Hedging American Put Options with Deep Reinforcement Learning

This article leverages deep reinforcement learning (DRL) to hedge American put options, utilizing the deep deterministic policy gradient (DDPG) method. The agents are first trained and tested with Geometric Brownian Motion (GBM) asset paths and demonstrate superior performance over traditional strategies like the Black-Scholes (BS) Delta, particularly in the presence of transaction costs. To assess the real-world applicability of DRL hedging, a second round of experiments uses a market calibrated stochastic volatility model to train DRL agents. Specifically, 80 put options across 8 symbols are collected, stochastic volatility model coefficients are calibrated for each symbol, and a DRL agent is trained for each of the 80 options by simulating paths of the respective calibrated model. Not only do DRL agents outperform the BS Delta method when testing is conducted using the same calibrated stochastic volatility model data from training, but DRL agents achieves better results when hedging the true asset path that occurred between the option sale date and the maturity. As such, not only does this study present the first DRL agents tailored for American put option hedging, but results on both simulated and empirical market testing data also suggest the optimality of DRL agents over the BS Delta method in real-world scenarios. Finally, note that this study employs a model-agnostic Chebyshev interpolation method to provide DRL agents with option prices at each time step when a stochastic volatility model is used, thereby providing a general framework for an easy extension to more complex underlying asset processes.

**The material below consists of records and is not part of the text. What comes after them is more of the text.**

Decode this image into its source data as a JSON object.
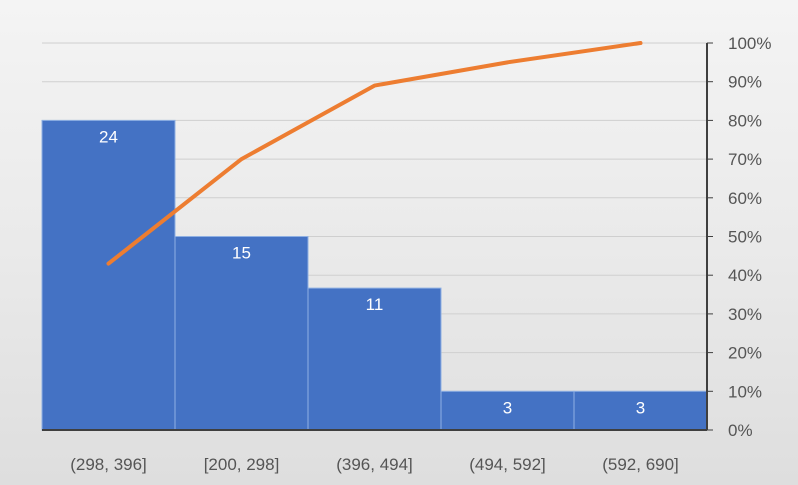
{
  "chart_data": {
    "type": "bar",
    "subtype": "pareto",
    "categories": [
      "(298, 396]",
      "[200, 298]",
      "(396, 494]",
      "(494, 592]",
      "(592, 690]"
    ],
    "series": [
      {
        "values": [
          24,
          15,
          11,
          3,
          3
        ],
        "color": "#4472c4",
        "kind": "bar",
        "axis": "left"
      },
      {
        "values": [
          0.43,
          0.7,
          0.89,
          0.95,
          1.0
        ],
        "color": "#ed7d31",
        "kind": "line",
        "axis": "right"
      }
    ],
    "y_left": {
      "min": 0,
      "max": 30,
      "visible": false
    },
    "y_right": {
      "min": 0,
      "max": 1,
      "ticks": [
        "0%",
        "10%",
        "20%",
        "30%",
        "40%",
        "50%",
        "60%",
        "70%",
        "80%",
        "90%",
        "100%"
      ]
    },
    "data_labels": [
      "24",
      "15",
      "11",
      "3",
      "3"
    ],
    "grid": true,
    "legend": false
  }
}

翻译：本文利用深度强化学习（DRL）方法对冲美式看跌期权，采用深度确定性策略梯度（DDPG）算法。首先，我们通过几何布朗运动（GBM）资产路径对智能体进行训练和测试，结果表明，在存在交易成本的情况下，其表现优于布莱克-斯科尔斯（BS）Delta等传统策略。为评估DRL对冲的实际适用性，第二轮实验采用市场校准的随机波动率模型来训练DRL智能体。具体而言，我们收集了8个标的的80份看跌期权，对每个标的的随机波动率模型系数进行校准，并通过模拟各校准模型的路径为每份期权训练一个DRL智能体。在基于训练时所用相同校准随机波动率模型数据进行测试时，DRL智能体不仅优于BS Delta方法，而且在对冲期权出售日至到期日之间的真实资产路径时也取得了更优结果。因此，本研究不仅首次提出了面向美式看跌期权对冲的DRL智能体，模拟与实证市场数据的测试结果也表明，在现实场景中DRL智能体相较于BS Delta方法具有最优性。最后，需说明的是，当采用随机波动率模型时，本研究使用模型无关的切比雪夫插值方法在每个时间步为DRL智能体提供期权价格，从而为拓展至更复杂的标的资产过程提供通用框架。